Google AI Veteran Launches Fermi.ai to Restore Productive Struggle in STEM Learning

Ex-Google/Flipkart leader’s Fermi.ai uses adaptive AI coaching to foster STEM reasoning over instant answers.

January 23, 2026

Google AI Veteran Launches Fermi.ai to Restore Productive Struggle in STEM Learning
The convergence of deep technology leadership and a rapidly transforming global education sector has led to the launch of Fermi.ai, an AI-first edtech platform founded by Peeyush Ranjan, a former General Manager and Vice President at Google and Airbnb, and a former Chief Technology Officer of Flipkart. Headquartered in Singapore, the startup is rolling out its personalized learning platform for high-school STEM (Science, Technology, Engineering, and Mathematics) subjects, beginning with mathematics, physics, and chemistry, through dedicated subsidiaries in the United States and India. Ranjan, who is also a Partner at the venture studio Meraki Labs alongside Myntra co-founder Mukesh Bansal, is positioning Fermi.ai not merely as another AI-driven chatbot but as an adaptive, real-time coach specifically designed to confront the challenge of shortcut-based learning in the era of generative AI.[1][2][3][4]
Ranjan's transition from developing large-scale AI products at Google, including contributing to Google Assistant and parts of the Gemini app, to leading an edtech venture underscores a critical new direction in applied AI: prioritizing pedagogical effectiveness over computational speed. The foundational philosophy of Fermi.ai centers on restoring what the company terms the "productive struggle"—the mental effort essential for true mastery and deep learning. This approach directly contrasts with mainstream AI tools that deliver instant solutions, a practice the company notes is leading to weaker fundamental understanding among students. By focusing on reasoning, Fermi.ai’s adaptive tutor is built to keep the student’s brain engaged and prevent it from switching off when faced with difficulty.[5][6][1][2] The platform aims to mimic the behavior of a great teacher by prompting students with strategic questions, identifying faulty reasoning, and offering tailored hints, rather than jumping immediately to the final answer.[4]
The platform's technology is built on a sophisticated, multi-pronged approach to personalized education. For students, the primary interface is a stylus-first digital canvas, prioritizing a handwriting experience that facilitates the problem-solving process for STEM subjects, which often involve complex equations, diagrams, and molecular structures. This interface supports the platform's core offering: pedagogically sound stepwise coaching. As a student works on a problem, the AI tracks their approach step-by-step, flags conceptual errors in real-time, and customizes prompts based on the individual's unique struggle patterns, making the experience truly adaptive.
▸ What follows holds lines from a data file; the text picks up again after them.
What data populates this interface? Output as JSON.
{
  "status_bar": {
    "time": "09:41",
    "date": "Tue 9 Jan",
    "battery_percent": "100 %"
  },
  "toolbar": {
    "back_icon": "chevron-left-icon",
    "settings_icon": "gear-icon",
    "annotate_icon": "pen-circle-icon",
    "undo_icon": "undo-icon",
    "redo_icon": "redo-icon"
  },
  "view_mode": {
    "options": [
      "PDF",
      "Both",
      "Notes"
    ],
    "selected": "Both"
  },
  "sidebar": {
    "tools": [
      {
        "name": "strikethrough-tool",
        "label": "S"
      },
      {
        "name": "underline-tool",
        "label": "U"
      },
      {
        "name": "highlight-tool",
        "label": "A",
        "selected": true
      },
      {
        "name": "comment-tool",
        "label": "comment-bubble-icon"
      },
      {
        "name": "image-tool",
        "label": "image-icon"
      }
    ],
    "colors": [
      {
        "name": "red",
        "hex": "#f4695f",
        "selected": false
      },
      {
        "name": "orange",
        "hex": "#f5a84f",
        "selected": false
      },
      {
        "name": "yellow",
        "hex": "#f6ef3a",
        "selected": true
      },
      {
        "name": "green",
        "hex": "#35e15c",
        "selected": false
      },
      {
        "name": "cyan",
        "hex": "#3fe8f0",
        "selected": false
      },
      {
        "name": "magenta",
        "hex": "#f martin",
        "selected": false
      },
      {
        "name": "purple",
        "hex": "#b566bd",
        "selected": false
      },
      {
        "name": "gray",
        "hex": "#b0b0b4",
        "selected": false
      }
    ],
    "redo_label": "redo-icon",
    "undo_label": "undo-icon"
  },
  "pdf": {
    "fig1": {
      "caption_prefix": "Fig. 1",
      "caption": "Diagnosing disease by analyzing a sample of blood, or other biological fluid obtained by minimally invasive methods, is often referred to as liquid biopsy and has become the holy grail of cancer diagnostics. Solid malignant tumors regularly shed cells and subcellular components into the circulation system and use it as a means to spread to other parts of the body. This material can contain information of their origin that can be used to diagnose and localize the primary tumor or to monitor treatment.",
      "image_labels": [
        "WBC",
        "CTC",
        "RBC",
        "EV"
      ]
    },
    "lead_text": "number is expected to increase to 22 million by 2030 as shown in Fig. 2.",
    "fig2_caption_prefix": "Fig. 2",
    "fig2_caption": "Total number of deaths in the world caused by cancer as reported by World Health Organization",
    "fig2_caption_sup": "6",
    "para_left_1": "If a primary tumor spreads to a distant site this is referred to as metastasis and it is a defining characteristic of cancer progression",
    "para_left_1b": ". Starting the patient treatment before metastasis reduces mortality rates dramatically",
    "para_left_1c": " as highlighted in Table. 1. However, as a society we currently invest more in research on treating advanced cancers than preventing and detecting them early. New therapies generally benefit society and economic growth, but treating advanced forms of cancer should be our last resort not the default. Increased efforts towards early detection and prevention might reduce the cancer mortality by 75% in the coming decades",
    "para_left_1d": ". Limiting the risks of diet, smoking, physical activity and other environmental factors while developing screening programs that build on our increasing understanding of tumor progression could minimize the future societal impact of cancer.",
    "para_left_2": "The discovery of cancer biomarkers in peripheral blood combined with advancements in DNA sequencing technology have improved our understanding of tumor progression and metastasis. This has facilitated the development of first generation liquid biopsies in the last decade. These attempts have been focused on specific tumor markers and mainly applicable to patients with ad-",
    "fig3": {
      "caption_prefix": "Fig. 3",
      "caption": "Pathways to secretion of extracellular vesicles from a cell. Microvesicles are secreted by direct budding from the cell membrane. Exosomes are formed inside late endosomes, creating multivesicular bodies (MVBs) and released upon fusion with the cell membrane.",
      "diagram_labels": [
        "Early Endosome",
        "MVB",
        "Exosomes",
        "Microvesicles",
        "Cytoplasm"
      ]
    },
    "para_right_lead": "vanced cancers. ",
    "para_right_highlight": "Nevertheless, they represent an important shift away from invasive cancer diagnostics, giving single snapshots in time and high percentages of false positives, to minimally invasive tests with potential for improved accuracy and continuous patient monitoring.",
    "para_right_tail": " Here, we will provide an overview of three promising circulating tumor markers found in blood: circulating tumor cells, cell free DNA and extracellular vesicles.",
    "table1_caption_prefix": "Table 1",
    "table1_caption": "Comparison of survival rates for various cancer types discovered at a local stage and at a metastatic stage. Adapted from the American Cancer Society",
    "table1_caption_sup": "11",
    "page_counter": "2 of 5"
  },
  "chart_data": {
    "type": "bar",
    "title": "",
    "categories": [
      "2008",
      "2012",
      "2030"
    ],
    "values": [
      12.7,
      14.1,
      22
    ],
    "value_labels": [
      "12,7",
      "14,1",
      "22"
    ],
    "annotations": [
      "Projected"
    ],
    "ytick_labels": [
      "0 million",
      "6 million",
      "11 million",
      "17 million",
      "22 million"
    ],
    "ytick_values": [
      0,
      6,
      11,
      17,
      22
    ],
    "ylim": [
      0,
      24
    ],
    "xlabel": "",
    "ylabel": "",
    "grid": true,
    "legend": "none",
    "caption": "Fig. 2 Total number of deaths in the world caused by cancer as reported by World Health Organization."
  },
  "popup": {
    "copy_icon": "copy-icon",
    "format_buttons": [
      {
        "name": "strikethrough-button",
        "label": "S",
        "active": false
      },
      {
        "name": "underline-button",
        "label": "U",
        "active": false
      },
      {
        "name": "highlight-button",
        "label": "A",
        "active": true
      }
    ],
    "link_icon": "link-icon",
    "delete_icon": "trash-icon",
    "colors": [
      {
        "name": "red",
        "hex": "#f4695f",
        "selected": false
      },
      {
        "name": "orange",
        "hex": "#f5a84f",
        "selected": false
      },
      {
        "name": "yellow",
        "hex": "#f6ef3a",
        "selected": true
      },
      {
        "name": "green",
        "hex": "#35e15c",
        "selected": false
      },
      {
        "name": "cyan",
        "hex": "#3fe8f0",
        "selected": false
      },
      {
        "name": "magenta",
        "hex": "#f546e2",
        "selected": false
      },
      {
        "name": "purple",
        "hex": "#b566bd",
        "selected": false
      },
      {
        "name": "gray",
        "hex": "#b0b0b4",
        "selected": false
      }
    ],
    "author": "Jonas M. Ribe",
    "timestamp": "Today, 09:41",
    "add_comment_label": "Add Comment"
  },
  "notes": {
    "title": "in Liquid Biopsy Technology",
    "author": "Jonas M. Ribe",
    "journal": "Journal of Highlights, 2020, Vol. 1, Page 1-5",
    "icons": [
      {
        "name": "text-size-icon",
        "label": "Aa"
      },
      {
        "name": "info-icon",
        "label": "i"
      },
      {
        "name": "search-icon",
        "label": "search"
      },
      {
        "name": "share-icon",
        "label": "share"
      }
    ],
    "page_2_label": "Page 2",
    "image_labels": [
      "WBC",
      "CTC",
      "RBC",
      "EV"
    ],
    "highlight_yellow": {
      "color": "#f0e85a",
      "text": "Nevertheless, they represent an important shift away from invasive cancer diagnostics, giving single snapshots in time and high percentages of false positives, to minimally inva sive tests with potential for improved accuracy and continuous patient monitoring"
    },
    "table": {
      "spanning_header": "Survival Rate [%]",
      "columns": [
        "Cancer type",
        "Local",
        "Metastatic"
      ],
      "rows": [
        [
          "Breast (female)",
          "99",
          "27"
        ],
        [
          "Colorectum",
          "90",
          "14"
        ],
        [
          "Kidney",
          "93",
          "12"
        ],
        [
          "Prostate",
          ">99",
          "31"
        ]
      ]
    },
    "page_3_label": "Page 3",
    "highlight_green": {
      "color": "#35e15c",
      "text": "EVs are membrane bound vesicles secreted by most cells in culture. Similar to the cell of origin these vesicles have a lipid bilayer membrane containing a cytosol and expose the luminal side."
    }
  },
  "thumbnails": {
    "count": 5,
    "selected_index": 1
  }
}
The entire platform runs entirely on AI, leveraging multiple large language models (LLMs) to power the guidance system and generate high-quality, customized feedback, with no human tutors involved in the loop. The student experience is structured around three core flows: Homework Assist, Practice Made Personal, and Revise What Counts, all designed to shift students from passive guessing to active engagement and the ownership of concepts.[5][7][1][3][4]
One of Fermi.ai's most significant contributions is its focus on providing unprecedented diagnostic insights for educators, addressing what is often the "silent struggle" in a crowded classroom. The platform promises "Classroom Command," with the objective of helping teachers "See Every Student. Reach Every Struggle." By analyzing the aggregate and individual problem-solving data, the AI pinpoints exactly where a student’s reasoning faltered, highlighting questions that a student never even knew to ask. This deep analytics layer extends a teacher's impact by ensuring each lesson can be tailored to where students actually are, rather than where the curriculum presumes they should be, transforming unseen conceptual gaps into targeted breakthroughs. This level of granularity in diagnostic feedback represents a valuable use case for AI in education, shifting the technology's role from merely content delivery to deep, analytical support for the instructor. The efficacy of the platform's approach was evidenced in a three-month pilot program involving 79 students, which included over 15,000 concept tests and showed a clear "Mastery Curve" of student progression toward greater independence.[5][3]
The decision to launch in both the United States and India simultaneously is a calculated dual-market strategy targeting two of the world's largest education ecosystems—the US market estimated at $5 billion and the Indian market at $8 billion for edtech. This cross-continental launch acknowledges the universal challenge of foundational STEM learning, regardless of the specific educational system. By establishing a presence in both Silicon Valley (via Ranjan’s Meraki Labs partnership) and India (with a subsidiary in Bengaluru), Fermi.ai is positioned to capitalize on the distinct opportunities of each region while leveraging the technical talent available in the global technology hubs. As the edtech sector in both regions navigates the increasing role of AI in classrooms, Fermi.ai's philosophical stand—AI for reasoning, not for answers—sets a competitive tone for the next generation of intelligent tutoring systems. The company is currently available for free on the cloud and plans to expand its subject offerings and geographical footprint, underscoring its long-term ambition to redefine how AI tools are used to build genuine academic understanding.[5][2][4]